A fat man in a butcher’s apron was handing out beer. When he started toward them Fay-Jean shouted, “How old are you?”

“Seventeen,” said Evie.

“How old is Violet?”

“I’m eighteen,” Violet said. “I caught scarlet fever in the fourth grade and was held—”

“What?”

“Eighteen, I said.”

“You’re okay. You— “and she pointed to Evie, “go way over. Say you’re twenty. Then they won’t ask for proof.”

But the fat man did not even question her. He wanted to see Fay-Jean’s driver’s license, which she showed him. Then he looked over at Evie, slumped against the table with her arms folded under the billowing bosom of her dress. “What’s for you?” he said.

“What?”

“Budweiser,” Fay-Jean told him.

“Same for you, ma’am?”

Violet nodded.

Joseph Ballew left the platform. The dancers remained, pivoting on their heels and gazing around the room, until someone started a record of Frank Sinatra singing “Young at Heart.” Then they gave up and wandered back to their seats.

“That Joseph Ballew is my ideal,” Fay-Jean said. “You can have your big names, I don’t care. He is only nineteen but looks twenty-five, at least, those two cool lines running down alongside his mouth.”

“Have you ever gone up and talked to him?” Evie asked.

“Oh, sure, all the time. Once I called him on the phone and he let on he was busy, but I could tell he was right tickled to be called.”

“What would you say if you went up?” Evie asked.

“Why, anything that comes to your head. You’ll see. Aren’t you going to go talk to Casey?”

“Oh, I couldn’t,” Evie said.

Her beer was brought to her in a chipped glass mug. She took small sips of it and looked sideways at the other customers.

“Once,” said Fay-Jean, “a girl fell out, right about where I am sitting. She was listening to the music and then the next thing you know had fell out. Laying out on the floor with her eyes shut. I would have been right embarrassed, if I was her.”

“Who was it over?” Violet asked. “Drumstrings Casey or Joseph Ballew?”

“What? Oh, I don’t know. It turned out to be a fit of some kind, nothing either of them bothered taking credit for. I will say this, though, she got a right smart of attention for it. They had to lay her out clear across a table. When she came to, Casey said, ‘This here is for that pretty little girl yonder on the table,’ and he played her a song. It was all wasted, though.

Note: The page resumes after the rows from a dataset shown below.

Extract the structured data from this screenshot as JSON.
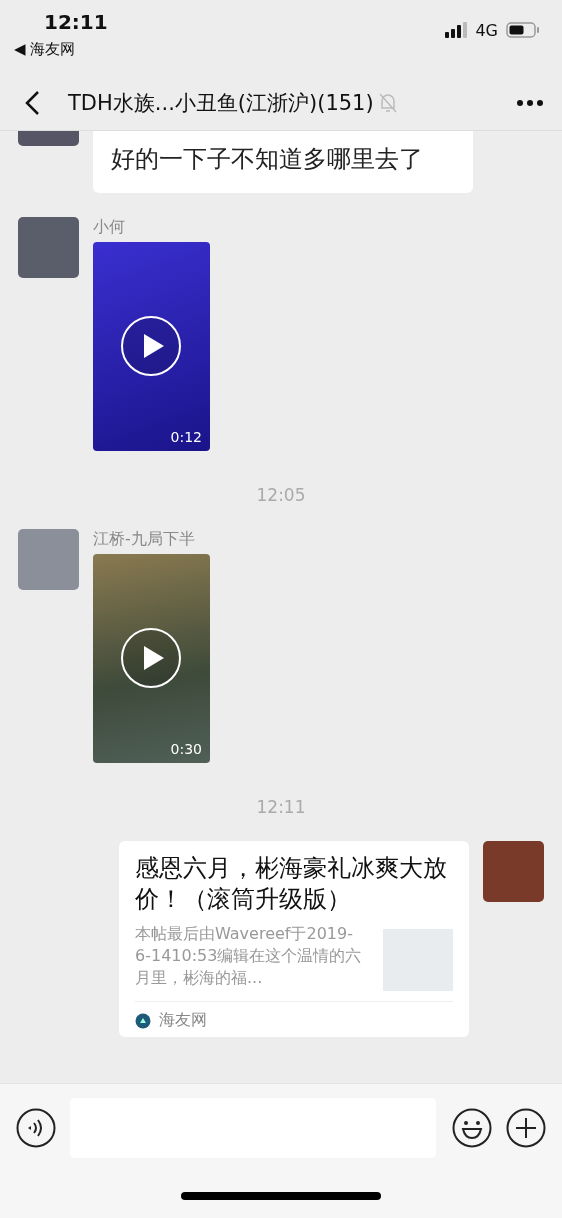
{
  "status_bar": {
    "time": "12:11",
    "back_app": "◀ 海友网",
    "network": "4G"
  },
  "header": {
    "title": "TDH水族...小丑鱼(江浙沪)(151)",
    "muted": true
  },
  "messages": [
    {
      "kind": "text",
      "mine": false,
      "text": "好的一下子不知道多哪里去了"
    },
    {
      "kind": "video",
      "mine": false,
      "sender": "小何",
      "duration": "0:12"
    },
    {
      "kind": "time",
      "text": "12:05"
    },
    {
      "kind": "video",
      "mine": false,
      "sender": "江桥-九局下半",
      "duration": "0:30"
    },
    {
      "kind": "time",
      "text": "12:11"
    },
    {
      "kind": "link",
      "mine": true,
      "title": "感恩六月，彬海豪礼冰爽大放价！（滚筒升级版）",
      "summary": "本帖最后由Wavereef于2019-6-1410:53编辑在这个温情的六月里，彬海的福...",
      "source": "海友网"
    }
  ]
}
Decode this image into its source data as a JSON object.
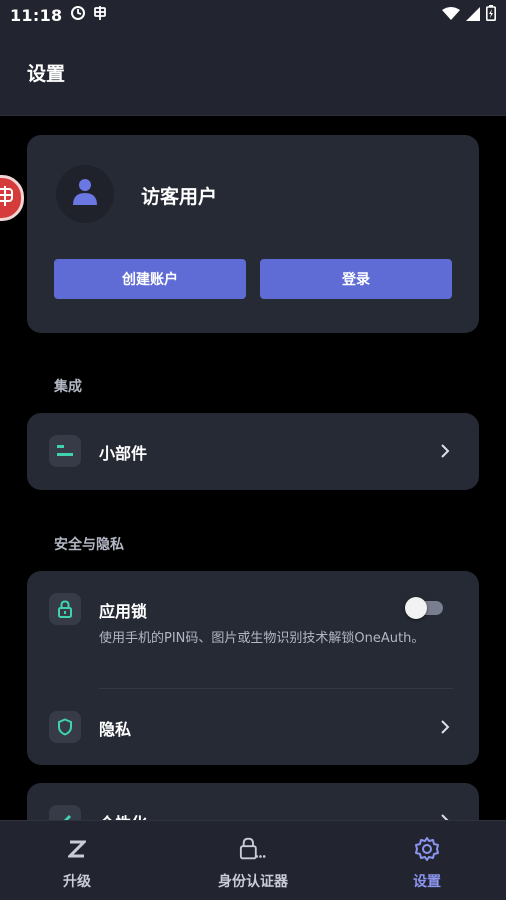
{
  "status_bar": {
    "time": "11:18"
  },
  "header": {
    "title": "设置"
  },
  "account": {
    "name": "访客用户",
    "create_label": "创建账户",
    "login_label": "登录"
  },
  "sections": {
    "integration": {
      "header": "集成",
      "widgets_label": "小部件"
    },
    "security": {
      "header": "安全与隐私",
      "app_lock_label": "应用锁",
      "app_lock_desc": "使用手机的PIN码、图片或生物识别技术解锁OneAuth。",
      "app_lock_enabled": false,
      "privacy_label": "隐私"
    },
    "personalization": {
      "label": "个性化"
    }
  },
  "bottom_nav": {
    "items": [
      {
        "label": "升级",
        "icon": "z-icon"
      },
      {
        "label": "身份认证器",
        "icon": "lock-icon"
      },
      {
        "label": "设置",
        "icon": "gear-icon",
        "active": true
      }
    ]
  },
  "colors": {
    "accent": "#5f6cd6",
    "teal": "#3fd1b0",
    "active_nav": "#8b95f0"
  }
}
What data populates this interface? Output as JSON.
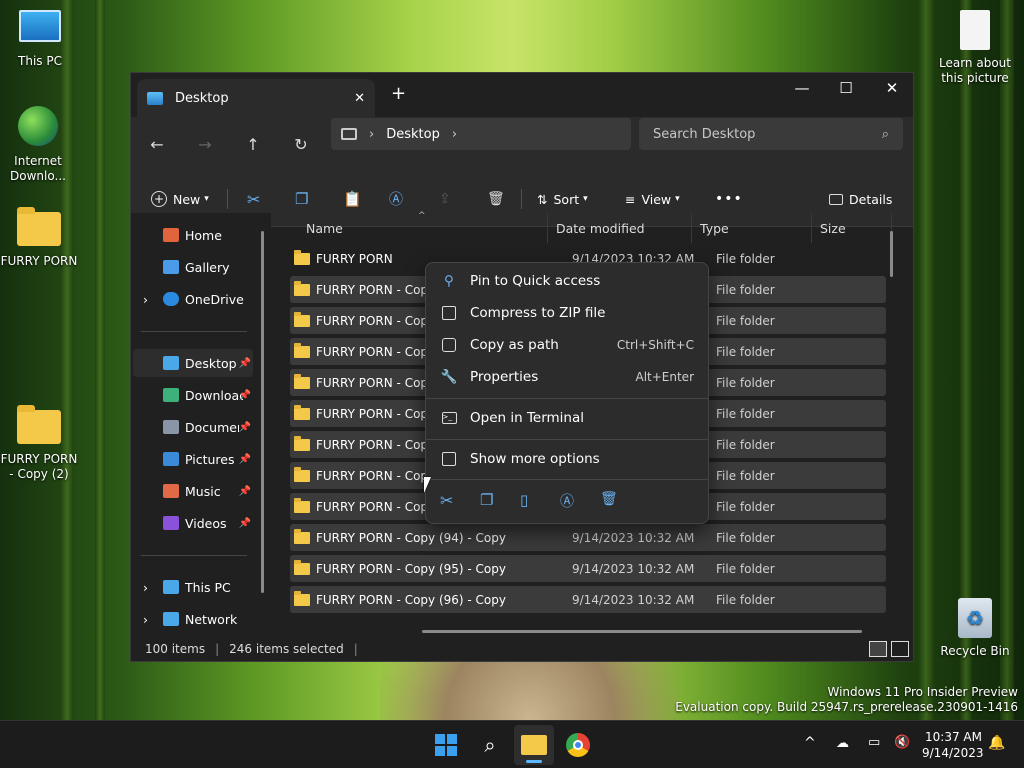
{
  "desktop": {
    "icons": [
      {
        "label": "This PC"
      },
      {
        "label": "Internet Downlo..."
      },
      {
        "label": "FURRY PORN"
      },
      {
        "label": "FURRY PORN - Copy (2)"
      },
      {
        "label": "Learn about this picture"
      },
      {
        "label": "Recycle Bin"
      }
    ],
    "watermark_line1": "Windows 11 Pro Insider Preview",
    "watermark_line2": "Evaluation copy. Build 25947.rs_prerelease.230901-1416"
  },
  "window": {
    "tab_title": "Desktop",
    "new_tab": "+",
    "minimize": "—",
    "maximize": "☐",
    "close": "✕",
    "address": {
      "segments": [
        "Desktop"
      ]
    },
    "search": {
      "placeholder": "Search Desktop"
    },
    "commands": {
      "new": "New",
      "sort": "Sort",
      "view": "View",
      "more": "•••",
      "details": "Details"
    }
  },
  "sidebar": {
    "items": [
      {
        "label": "Home",
        "pinned": false,
        "color": "#e0643c"
      },
      {
        "label": "Gallery",
        "pinned": false,
        "color": "#4a9be8"
      },
      {
        "label": "OneDrive",
        "pinned": false,
        "color": "#2a8ae0"
      },
      {
        "label": "Desktop",
        "pinned": true,
        "color": "#4aa8e8"
      },
      {
        "label": "Downloads",
        "pinned": true,
        "color": "#3cb27a"
      },
      {
        "label": "Documents",
        "pinned": true,
        "color": "#8a96a8"
      },
      {
        "label": "Pictures",
        "pinned": true,
        "color": "#3a8ad8"
      },
      {
        "label": "Music",
        "pinned": true,
        "color": "#e06a48"
      },
      {
        "label": "Videos",
        "pinned": true,
        "color": "#8a52d8"
      },
      {
        "label": "This PC",
        "pinned": false,
        "color": "#4aa8e8"
      },
      {
        "label": "Network",
        "pinned": false,
        "color": "#4aa8e8"
      }
    ]
  },
  "files": {
    "columns": [
      "Name",
      "Date modified",
      "Type",
      "Size"
    ],
    "rows": [
      {
        "name": "FURRY PORN",
        "date": "9/14/2023 10:32 AM",
        "type": "File folder",
        "selected": false
      },
      {
        "name": "FURRY PORN - Copy",
        "date": "",
        "type": "File folder",
        "selected": true
      },
      {
        "name": "FURRY PORN - Copy",
        "date": "",
        "type": "File folder",
        "selected": true
      },
      {
        "name": "FURRY PORN - Copy",
        "date": "",
        "type": "File folder",
        "selected": true
      },
      {
        "name": "FURRY PORN - Copy",
        "date": "",
        "type": "File folder",
        "selected": true
      },
      {
        "name": "FURRY PORN - Copy",
        "date": "",
        "type": "File folder",
        "selected": true
      },
      {
        "name": "FURRY PORN - Copy",
        "date": "",
        "type": "File folder",
        "selected": true
      },
      {
        "name": "FURRY PORN - Copy",
        "date": "",
        "type": "File folder",
        "selected": true
      },
      {
        "name": "FURRY PORN - Copy",
        "date": "",
        "type": "File folder",
        "selected": true
      },
      {
        "name": "FURRY PORN - Copy (94) - Copy",
        "date": "9/14/2023 10:32 AM",
        "type": "File folder",
        "selected": true
      },
      {
        "name": "FURRY PORN - Copy (95) - Copy",
        "date": "9/14/2023 10:32 AM",
        "type": "File folder",
        "selected": true
      },
      {
        "name": "FURRY PORN - Copy (96) - Copy",
        "date": "9/14/2023 10:32 AM",
        "type": "File folder",
        "selected": true
      }
    ]
  },
  "status": {
    "items": "100 items",
    "selected": "246 items selected"
  },
  "context_menu": {
    "items": [
      {
        "label": "Pin to Quick access",
        "accel": ""
      },
      {
        "label": "Compress to ZIP file",
        "accel": ""
      },
      {
        "label": "Copy as path",
        "accel": "Ctrl+Shift+C"
      },
      {
        "label": "Properties",
        "accel": "Alt+Enter"
      },
      {
        "label": "Open in Terminal",
        "accel": ""
      },
      {
        "label": "Show more options",
        "accel": ""
      }
    ]
  },
  "taskbar": {
    "time": "10:37 AM",
    "date": "9/14/2023"
  }
}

Seems she didn’t even know she had fell out; she just slid down to her seat and looked around her for some time, smiling kind of baffled-like.”

“Is that right?” Evie said. She studied the foam on her beer a minute. Then she said, “Well, talking about attention. Would it cause a fuss if I were to snap his picture? I brought my Kodak.”

“Oh, I thought I had give you that portrait,” Fay-Jean said.

“You did,” Violet told her. “I remember it, clearly.”

“Well, I can’t see how taking a picture would do any harm. Joseph Ballew once had a lady here snapping photos all evening long, writing him up for a motel newspaper.”